Comme chaque année, Barbara (Judith O'Dea) et Johnny vont fleurir la tombe de leur défunt père. Malheureusement pour eux, cette année ne sera pas tout à fait un moment de recueillement comme les autres puisque soudainement, à la nuit tombante, un homme à la démarche singulière s'approche lentement d'eux pour tenter de les mordre. Johnny, après avoir taquiné sa soeur "Ils sont venus te chercher Barbara !", en fera les frais tandis que Barbara terrorisée s'enfuira comme elle pourra, trouvant alors refuge dans une maison isolée. Elle sera alors rejointe par Ben (Duane Jones), qui prendra les choses en main, tandis que d'autres fugitifs arriveront également. Ils apprennent alors par la radio qu'à cause des radiations, le phénomène semble se généraliser à tout le pays, faisant que les morts sortent de leurs tombes pour s'attaquer aux vivants...
On semble avoir tout dit sur ce film phare tourné à l'époque pour un budget dérisoire de 114 000 dollars (et qui en a rapporté 20 millions !), avec ses maquillages un peu cheap, sa façon quasi-documentaire en temps réel de filmer, ce en noir et blanc, rendant ainsi hommage à ses prédécesseurs en même temps qu'atténuant ce manque de moyens justement.

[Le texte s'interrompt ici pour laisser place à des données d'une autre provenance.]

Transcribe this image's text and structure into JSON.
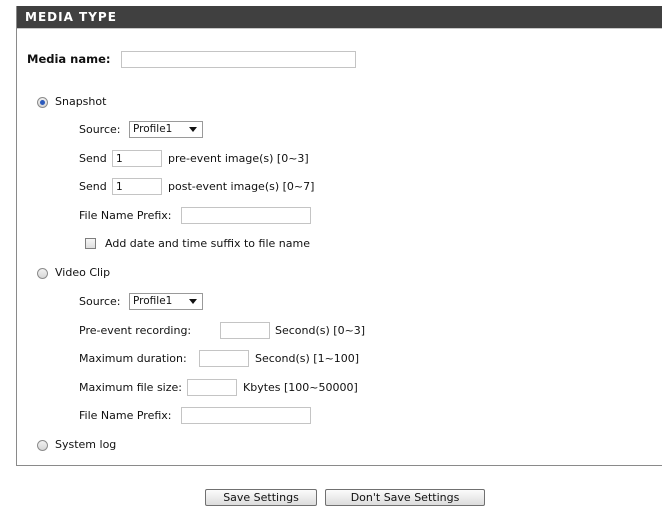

C'est du reste là tout le génie de Romero que d'avoir su contourner toutes les contraintes budgétaires, pour livrer au final ce qui reste une référence au sein du genre, ce, encore aujourd'hui, puisque moult variations ont été pondues pour le meilleur et pour le pire, et qu'à ce jour non seulement il reste moderne, mais qui plus est a généré ce qu'on a appelé une trilogie d'abord ("Zombie" / "Le Jour des morts vivants"), puis un récent quatrième opus, à savoir l'inégale série B "Land of the dead".

 

 

Là où George A. Romero a frappé fort, c'est qu'il a réussi à faire non seulement de son film une oeuvre de référence, tout en éclipsant presque tous les films précédents mettant en scène des zombies, comme si celui-ci était le premier, ce qu'il n'est évidemment pas.
Pour mémoire, on rappellera tout de même que Jacques Tourneur avait signé un magnifique "I walked with a zombie" (alias Vaudou) en 1943, et même si d'autres ont existé auparavant, je pense notamment à "White zombie" avec Bela Lugosi en 1932, puis plus tardivement le très bon "L'Invasion des Morts-Vivants" de John Gilling qui ne précèdent que de deux ans cette "Nuit des morts-vivants" qui a kidnappé quelque peu la première place du royaume des zombies au sein du cinématographe et ce, aux dépends des autres.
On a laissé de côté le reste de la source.